Il 22enne ha vinto il Mondiale per club con la Trentino Diatecx: «Emozione mai provata prima»
TOLLO. C’è anche un po' di Abruzzo nella Trentino Diatecx neo campione del mondo. È di Tollo, infatti, il quarto schiacciatore della squadra allenata da Angelo Lorenzetti. Oreste Cavuto, 22 anni da compiere domani, ha potuto festeggiare insieme ai suoi compagni questo prestigiosissimo traguardo. Un trofeo che per il giovane talento emergente della pallavolo è la ciliegina sulla torta in un 2018 straordinario, che in estate si è arricchito della medaglia d’oro con la maglia della Nazionale B ai XVIII Giochi del Mediterraneo di Tarragona. Con addosso la casacca azzurra era stato splendido protagonista, giocando da titolare la competizione, mentre nel mondiale per club ha dovuto accontentarsi di vedere dalla panchina i mostri sacri del volley internazionale.

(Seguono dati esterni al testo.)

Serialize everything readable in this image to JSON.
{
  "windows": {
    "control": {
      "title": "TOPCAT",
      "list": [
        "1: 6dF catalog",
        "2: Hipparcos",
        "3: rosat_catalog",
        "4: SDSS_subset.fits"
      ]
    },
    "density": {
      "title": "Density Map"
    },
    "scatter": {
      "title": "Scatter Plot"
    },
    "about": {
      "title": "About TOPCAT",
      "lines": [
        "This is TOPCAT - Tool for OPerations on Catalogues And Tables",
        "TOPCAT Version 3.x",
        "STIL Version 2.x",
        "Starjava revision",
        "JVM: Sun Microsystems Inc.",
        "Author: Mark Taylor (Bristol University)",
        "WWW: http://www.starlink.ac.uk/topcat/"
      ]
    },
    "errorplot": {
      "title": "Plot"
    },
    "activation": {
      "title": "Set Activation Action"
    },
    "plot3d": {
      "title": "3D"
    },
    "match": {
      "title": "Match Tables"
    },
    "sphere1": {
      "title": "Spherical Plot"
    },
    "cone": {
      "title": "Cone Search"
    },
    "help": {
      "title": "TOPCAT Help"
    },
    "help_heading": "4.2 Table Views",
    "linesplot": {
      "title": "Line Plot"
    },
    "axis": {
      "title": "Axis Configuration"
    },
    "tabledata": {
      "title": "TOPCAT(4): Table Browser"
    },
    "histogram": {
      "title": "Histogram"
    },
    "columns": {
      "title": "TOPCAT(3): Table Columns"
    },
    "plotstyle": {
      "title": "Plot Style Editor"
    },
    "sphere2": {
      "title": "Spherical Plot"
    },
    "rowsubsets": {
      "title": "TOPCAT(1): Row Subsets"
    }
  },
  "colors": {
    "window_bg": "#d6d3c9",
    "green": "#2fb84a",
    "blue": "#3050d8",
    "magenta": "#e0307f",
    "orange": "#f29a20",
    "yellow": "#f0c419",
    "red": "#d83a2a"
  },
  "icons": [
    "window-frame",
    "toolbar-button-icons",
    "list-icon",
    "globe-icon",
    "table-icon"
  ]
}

Ma per un ragazzo della sua età, cresciuto nel vivaio di Trento e alla seconda stagione nella massima serie con questa stessa società, è già un motivo di orgoglio aver potuto prendere parte ad una tale manifestazione. Il futuro è tutto dalla sua e domani per lui sarà un compleanno davvero speciale. «Questa vittoria ha suscitato in me un’enorme emozione, mai provata prima», racconta al Centro Cavuto, appena atterrato all’aeroporto di Bergamo, di ritorno dalla Polonia dove ha disputato la finale della Coppa del mondo per club contro un’altra nobile società italiana, la Lube Civitanova battuta per 3-1. «Si è trattato di un torneo difficile in cui è stato fondamentale per noi essere un gruppo dentro e fuori dal campo. È la vittoria di tutti, dallo staff ai giocatori che sono scesi in campo da titolari fino a quelli che hanno giocato meno. Siamo riusciti ad interpretare al meglio ciò che è il concetto di squadra». Una vittoria inattesa «ma per questo ancora più bella», aggiunge lo schiacciatore tollese, «l’abbiamo voluta fortemente, la dedica va alla squadra ed all’intera Trento».
Il papà Bruno, la mamma Patrizia, la sorella gemella Gaia ed il fratello minore Davide, lo hanno seguito in televisione ed ovviamente sono soddisfatti per il titolo ottenuto: «La mia famiglia è orgogliosa di questo risultato», ammette Cavuto. Ma lo è tutto il paese che l’ha visto spiccare il volo fino a salire sul tetto del mondo. (a.s.)